Example No. 3: The Bruins. Say this about the B’s: They didn’t half-ass it. When they blew the Philly series, they went all out. This was a gigantic mega-disaster of the kind normally seen in Roland Emmerich movies. It was a choke job on a global scale.
And almost to a person, they took it rather well. They took the high road, expressed their disappointment, gave the Flyers credit for how well they played and, in general, handled the whole collapse with dignity and class. Which was exactly what the situation did NOT call for.
This was the ultimate punctuation mark on 38 years of utter futility for a once-proud franchise. The only appropriate response was angry, ranting, hysterical self-loathing spewing out of every member of the team like oil from the Louisiana seabed. And yet they weren’t even as upset as a fat hillbilly who lost on a reality show. I would’ve preferred to see them sitting on the bench like Wade Boggs in 1986 sobbing uncontrollably or Larry Bird in his Indiana State jersey hiding his shame under a towel. Or at the very least someone yelling “RatFARTS!!!” to the heavens rather than hear Milan Lucic quietly muttering something about “complacency.”
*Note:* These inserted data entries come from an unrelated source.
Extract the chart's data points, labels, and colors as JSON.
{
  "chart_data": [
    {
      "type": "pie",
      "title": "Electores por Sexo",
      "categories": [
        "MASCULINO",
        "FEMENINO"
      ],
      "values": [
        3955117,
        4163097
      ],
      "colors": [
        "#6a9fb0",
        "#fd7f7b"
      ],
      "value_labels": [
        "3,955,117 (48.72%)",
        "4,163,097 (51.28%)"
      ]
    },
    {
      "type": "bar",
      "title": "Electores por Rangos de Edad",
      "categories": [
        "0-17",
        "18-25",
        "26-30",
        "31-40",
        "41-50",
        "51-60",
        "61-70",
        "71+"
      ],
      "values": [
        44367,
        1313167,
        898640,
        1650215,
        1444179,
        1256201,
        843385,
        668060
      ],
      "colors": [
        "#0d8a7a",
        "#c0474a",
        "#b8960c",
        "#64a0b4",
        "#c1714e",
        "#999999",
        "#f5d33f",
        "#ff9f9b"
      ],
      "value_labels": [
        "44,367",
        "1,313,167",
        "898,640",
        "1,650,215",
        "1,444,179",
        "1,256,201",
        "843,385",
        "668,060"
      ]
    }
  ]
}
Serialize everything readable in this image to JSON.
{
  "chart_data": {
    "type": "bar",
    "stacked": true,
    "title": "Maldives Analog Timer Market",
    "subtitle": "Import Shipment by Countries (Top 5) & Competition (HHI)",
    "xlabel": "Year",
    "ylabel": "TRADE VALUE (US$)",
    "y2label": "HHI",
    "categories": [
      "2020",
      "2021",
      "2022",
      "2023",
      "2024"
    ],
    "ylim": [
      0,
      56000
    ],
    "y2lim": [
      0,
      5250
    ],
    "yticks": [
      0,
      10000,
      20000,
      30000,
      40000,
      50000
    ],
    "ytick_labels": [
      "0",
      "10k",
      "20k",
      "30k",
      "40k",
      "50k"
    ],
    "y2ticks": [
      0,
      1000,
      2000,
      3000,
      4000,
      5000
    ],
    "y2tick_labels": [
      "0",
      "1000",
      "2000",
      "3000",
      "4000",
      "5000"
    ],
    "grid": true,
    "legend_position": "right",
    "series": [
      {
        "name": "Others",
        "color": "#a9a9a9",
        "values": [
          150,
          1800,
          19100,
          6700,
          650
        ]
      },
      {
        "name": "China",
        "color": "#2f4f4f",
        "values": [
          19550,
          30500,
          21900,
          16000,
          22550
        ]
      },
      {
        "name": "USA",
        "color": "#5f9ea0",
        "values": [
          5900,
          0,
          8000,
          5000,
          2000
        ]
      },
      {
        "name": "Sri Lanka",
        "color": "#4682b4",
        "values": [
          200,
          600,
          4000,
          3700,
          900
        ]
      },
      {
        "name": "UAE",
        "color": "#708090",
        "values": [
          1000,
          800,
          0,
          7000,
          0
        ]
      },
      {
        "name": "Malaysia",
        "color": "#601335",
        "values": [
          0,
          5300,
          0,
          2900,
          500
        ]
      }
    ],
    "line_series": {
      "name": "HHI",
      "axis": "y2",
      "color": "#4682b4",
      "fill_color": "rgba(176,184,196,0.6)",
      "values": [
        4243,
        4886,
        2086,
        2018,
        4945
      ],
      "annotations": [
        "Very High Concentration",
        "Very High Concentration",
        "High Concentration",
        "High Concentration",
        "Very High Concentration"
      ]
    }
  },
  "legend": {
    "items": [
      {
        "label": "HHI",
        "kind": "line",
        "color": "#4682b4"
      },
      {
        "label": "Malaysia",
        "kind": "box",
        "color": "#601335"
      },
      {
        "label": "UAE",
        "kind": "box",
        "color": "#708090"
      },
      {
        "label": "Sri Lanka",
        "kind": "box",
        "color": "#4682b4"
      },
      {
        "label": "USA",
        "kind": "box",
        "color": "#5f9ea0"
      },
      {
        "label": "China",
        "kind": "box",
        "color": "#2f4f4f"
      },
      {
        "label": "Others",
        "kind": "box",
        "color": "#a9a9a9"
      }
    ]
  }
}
See, there’s a time for handling things with class and a calm demeanor, and this was definitely not it. Possibly my favorite all time Boston Loses story (that is, if I have one) involves the 1966-67 Celtics. They were coming off eight straight NBA championships but this year they lost in the Eastern finals to Wilt Chamberlain’s 76ers. The last time the Celts hadn’t won it all was 1958, when Bill Russell was out injured. So, including his pro, college and Olympic careers, Russell hadn’t walked off the court at the end of the season a loser since his sophomore year at the University of San Francisco.
So after the loss to Philly, the C’s sat at their lockers listening to the wild party going on in the locker room next door. And after a few minutes of silence Russell spoke up. “OK, fellas. Let’s go over and congratulate the winners.” Which they did, to incredulous looks of gratitude from the Sixers players.
I love that story for one reason: because it demonstrates what losing AND winning are all about at the same time. The moral of the story is that the best team is the one that wins, period. Not who you think the better team is. Not who had a convenient excuse like a bad elbow or his unpopularity with his fellow castaways or complacency. It’s not about bad breaks or tough luck or bad calls. Your opinion doesn’t count. You determine who is best by playing the friggin' games and that’s it. In that series in ’67, Philadelphia was better and the Celtics were man enough to admit it. Just as the Patriots went from being the “Best Team in NFL History” to “The Second Best Team on the Field” in the span of a couple of minutes in the Super Bowl That Shall Remain Nameless. And if memory serves, they all admitted as such just as Russell’s Celtics had.
And that’s the difference between those two teams and the LeBrons, the Russells and the Bruins' Epic Choke team. They knew what it takes to win. And sometimes you have to be a champion to know how to lose.